“Ahem! Strange, if true,” answered Mr. Bagges. “Eh? Well! I suppose it’s all right.”
“Quite so, uncle. Burn carbon or charcoal either in the air or in oxygen, and it is sure always to make carbonic acid, and nothing else, if it is dry. No dew or mist gathers in a cold glass jar if you burn dry charcoal in it. The charcoal goes entirely into carbonic acid gas, and leaves nothing behind but ashes, which are only earthy stuff that was in the charcoal, but not part of the charcoal itself. And now, shall I tell you something about carbon?”
“With all my heart,” assented Mr. Bagges.
“I said that there was carbon or charcoal in all common lights, so there is in every common kind of fuel. If you heat coal or wood away from the air, some gas comes away, and leaves behind coke from coal, and charcoal from wood; both carbon, though not pure. Heat carbon as much as you will in a close vessel, and it does not change in the least; but let the air get to it, and then it burns and flies off in carbonic acid gas. This makes carbon so convenient for fuel. But it is ornamental as well as useful, uncle. The diamond is nothing else than carbon.”

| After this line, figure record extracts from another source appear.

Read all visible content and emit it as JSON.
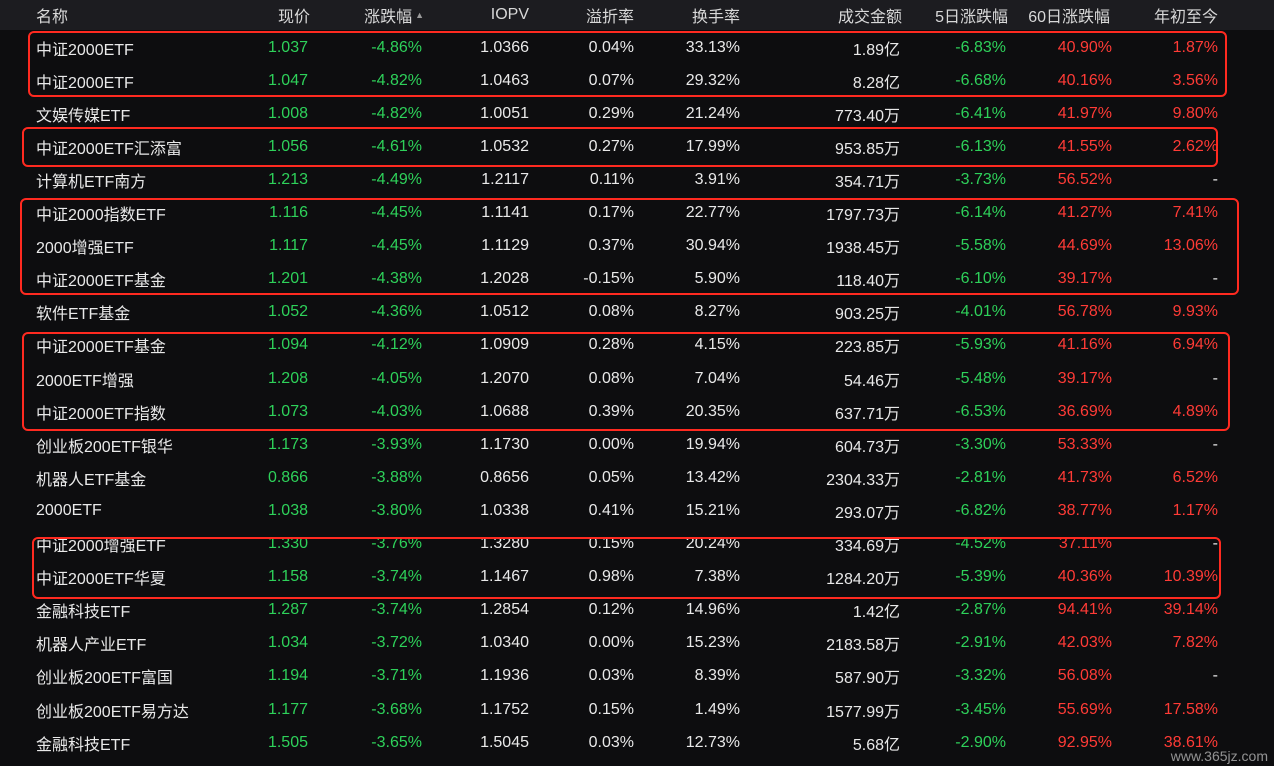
{
  "colors": {
    "up": "#ff3b36",
    "down": "#2ed15a",
    "neutral": "#e9e9e9",
    "highlight": "#ff2a20",
    "background": "#0d0d0f",
    "header_bg": "#1c1c20"
  },
  "header": {
    "name": "名称",
    "price": "现价",
    "change": "涨跌幅",
    "change_sort_icon": "sort-ascending-icon",
    "iopv": "IOPV",
    "premium": "溢折率",
    "turnover": "换手率",
    "amount": "成交金额",
    "d5": "5日涨跌幅",
    "d60": "60日涨跌幅",
    "ytd": "年初至今"
  },
  "rows": [
    {
      "name": "中证2000ETF",
      "price": "1.037",
      "change": "-4.86%",
      "iopv": "1.0366",
      "premium": "0.04%",
      "turnover": "33.13%",
      "amount": "1.89亿",
      "d5": "-6.83%",
      "d60": "40.90%",
      "ytd": "1.87%"
    },
    {
      "name": "中证2000ETF",
      "price": "1.047",
      "change": "-4.82%",
      "iopv": "1.0463",
      "premium": "0.07%",
      "turnover": "29.32%",
      "amount": "8.28亿",
      "d5": "-6.68%",
      "d60": "40.16%",
      "ytd": "3.56%"
    },
    {
      "name": "文娱传媒ETF",
      "price": "1.008",
      "change": "-4.82%",
      "iopv": "1.0051",
      "premium": "0.29%",
      "turnover": "21.24%",
      "amount": "773.40万",
      "d5": "-6.41%",
      "d60": "41.97%",
      "ytd": "9.80%"
    },
    {
      "name": "中证2000ETF汇添富",
      "price": "1.056",
      "change": "-4.61%",
      "iopv": "1.0532",
      "premium": "0.27%",
      "turnover": "17.99%",
      "amount": "953.85万",
      "d5": "-6.13%",
      "d60": "41.55%",
      "ytd": "2.62%"
    },
    {
      "name": "计算机ETF南方",
      "price": "1.213",
      "change": "-4.49%",
      "iopv": "1.2117",
      "premium": "0.11%",
      "turnover": "3.91%",
      "amount": "354.71万",
      "d5": "-3.73%",
      "d60": "56.52%",
      "ytd": "-"
    },
    {
      "name": "中证2000指数ETF",
      "price": "1.116",
      "change": "-4.45%",
      "iopv": "1.1141",
      "premium": "0.17%",
      "turnover": "22.77%",
      "amount": "1797.73万",
      "d5": "-6.14%",
      "d60": "41.27%",
      "ytd": "7.41%"
    },
    {
      "name": "2000增强ETF",
      "price": "1.117",
      "change": "-4.45%",
      "iopv": "1.1129",
      "premium": "0.37%",
      "turnover": "30.94%",
      "amount": "1938.45万",
      "d5": "-5.58%",
      "d60": "44.69%",
      "ytd": "13.06%"
    },
    {
      "name": "中证2000ETF基金",
      "price": "1.201",
      "change": "-4.38%",
      "iopv": "1.2028",
      "premium": "-0.15%",
      "turnover": "5.90%",
      "amount": "118.40万",
      "d5": "-6.10%",
      "d60": "39.17%",
      "ytd": "-"
    },
    {
      "name": "软件ETF基金",
      "price": "1.052",
      "change": "-4.36%",
      "iopv": "1.0512",
      "premium": "0.08%",
      "turnover": "8.27%",
      "amount": "903.25万",
      "d5": "-4.01%",
      "d60": "56.78%",
      "ytd": "9.93%"
    },
    {
      "name": "中证2000ETF基金",
      "price": "1.094",
      "change": "-4.12%",
      "iopv": "1.0909",
      "premium": "0.28%",
      "turnover": "4.15%",
      "amount": "223.85万",
      "d5": "-5.93%",
      "d60": "41.16%",
      "ytd": "6.94%"
    },
    {
      "name": "2000ETF增强",
      "price": "1.208",
      "change": "-4.05%",
      "iopv": "1.2070",
      "premium": "0.08%",
      "turnover": "7.04%",
      "amount": "54.46万",
      "d5": "-5.48%",
      "d60": "39.17%",
      "ytd": "-"
    },
    {
      "name": "中证2000ETF指数",
      "price": "1.073",
      "change": "-4.03%",
      "iopv": "1.0688",
      "premium": "0.39%",
      "turnover": "20.35%",
      "amount": "637.71万",
      "d5": "-6.53%",
      "d60": "36.69%",
      "ytd": "4.89%"
    },
    {
      "name": "创业板200ETF银华",
      "price": "1.173",
      "change": "-3.93%",
      "iopv": "1.1730",
      "premium": "0.00%",
      "turnover": "19.94%",
      "amount": "604.73万",
      "d5": "-3.30%",
      "d60": "53.33%",
      "ytd": "-"
    },
    {
      "name": "机器人ETF基金",
      "price": "0.866",
      "change": "-3.88%",
      "iopv": "0.8656",
      "premium": "0.05%",
      "turnover": "13.42%",
      "amount": "2304.33万",
      "d5": "-2.81%",
      "d60": "41.73%",
      "ytd": "6.52%"
    },
    {
      "name": "2000ETF",
      "price": "1.038",
      "change": "-3.80%",
      "iopv": "1.0338",
      "premium": "0.41%",
      "turnover": "15.21%",
      "amount": "293.07万",
      "d5": "-6.82%",
      "d60": "38.77%",
      "ytd": "1.17%"
    },
    {
      "name": "中证2000增强ETF",
      "price": "1.330",
      "change": "-3.76%",
      "iopv": "1.3280",
      "premium": "0.15%",
      "turnover": "20.24%",
      "amount": "334.69万",
      "d5": "-4.52%",
      "d60": "37.11%",
      "ytd": "-"
    },
    {
      "name": "中证2000ETF华夏",
      "price": "1.158",
      "change": "-3.74%",
      "iopv": "1.1467",
      "premium": "0.98%",
      "turnover": "7.38%",
      "amount": "1284.20万",
      "d5": "-5.39%",
      "d60": "40.36%",
      "ytd": "10.39%"
    },
    {
      "name": "金融科技ETF",
      "price": "1.287",
      "change": "-3.74%",
      "iopv": "1.2854",
      "premium": "0.12%",
      "turnover": "14.96%",
      "amount": "1.42亿",
      "d5": "-2.87%",
      "d60": "94.41%",
      "ytd": "39.14%"
    },
    {
      "name": "机器人产业ETF",
      "price": "1.034",
      "change": "-3.72%",
      "iopv": "1.0340",
      "premium": "0.00%",
      "turnover": "15.23%",
      "amount": "2183.58万",
      "d5": "-2.91%",
      "d60": "42.03%",
      "ytd": "7.82%"
    },
    {
      "name": "创业板200ETF富国",
      "price": "1.194",
      "change": "-3.71%",
      "iopv": "1.1936",
      "premium": "0.03%",
      "turnover": "8.39%",
      "amount": "587.90万",
      "d5": "-3.32%",
      "d60": "56.08%",
      "ytd": "-"
    },
    {
      "name": "创业板200ETF易方达",
      "price": "1.177",
      "change": "-3.68%",
      "iopv": "1.1752",
      "premium": "0.15%",
      "turnover": "1.49%",
      "amount": "1577.99万",
      "d5": "-3.45%",
      "d60": "55.69%",
      "ytd": "17.58%"
    },
    {
      "name": "金融科技ETF",
      "price": "1.505",
      "change": "-3.65%",
      "iopv": "1.5045",
      "premium": "0.03%",
      "turnover": "12.73%",
      "amount": "5.68亿",
      "d5": "-2.90%",
      "d60": "92.95%",
      "ytd": "38.61%"
    }
  ],
  "watermark": "www.365jz.com"
}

“The diamond, eh! You mean the black diamond.”
“No: the diamond, really and truly. The diamond is only carbon in the shape of a crystal.”
“Eh? and can’t some of your clever chemists crystalize a little bit of carbon, and make a Koh-i-noor?”
“Ah, uncle, perhaps we shall, some day. In the mean time I suppose we must be content with making carbon so brilliant as it is in the flame of a candle. Well; now you see that a candle-flame is vapor burning, and the vapor, in burning, turns into water and carbonic acid gas. The oxygen of both the carbonic acid gas and the water comes from the air, and the hydrogen and carbon together are the vapor. They are distilled out of the melted was by the heat. But, you know, carbon alone can’t be distilled by any heat. It can be distilled, though, when it is joined with hydrogen, as it is in the wax, and then the mixed hydrogen and carbon rise in gas of the same kind as the gas in the streets, and that also is distilled by heat from coal. So a candle is a little gas manufactory in itself, that burns the gas as fast as it makes it.”
“Haven’t you pretty nearly come to your candle’s end’!” said Mr. Wilkinson.
“Nearly. I only want to tell uncle, that the burning of a candle is almost exactly like our breathing. Breathing is consuming oxygen, only not so fast as burning. In breathing we throw out water in vapor and carbonic acid from our lungs, and take oxygen in. Oxygen is as necessary to support the life of the body, as it is to keep up the flame of a candle.”
“So,” said Mr. Bagges, “man is a candle, eh? and Shakspeare knew that, I suppose, (as he did most things,) when he wrote
‘Out, out, brief candle!’
“Well, well; we old ones are moulds, and you young squires are dips and rushlights, eh? Any more to tell us about the candle?”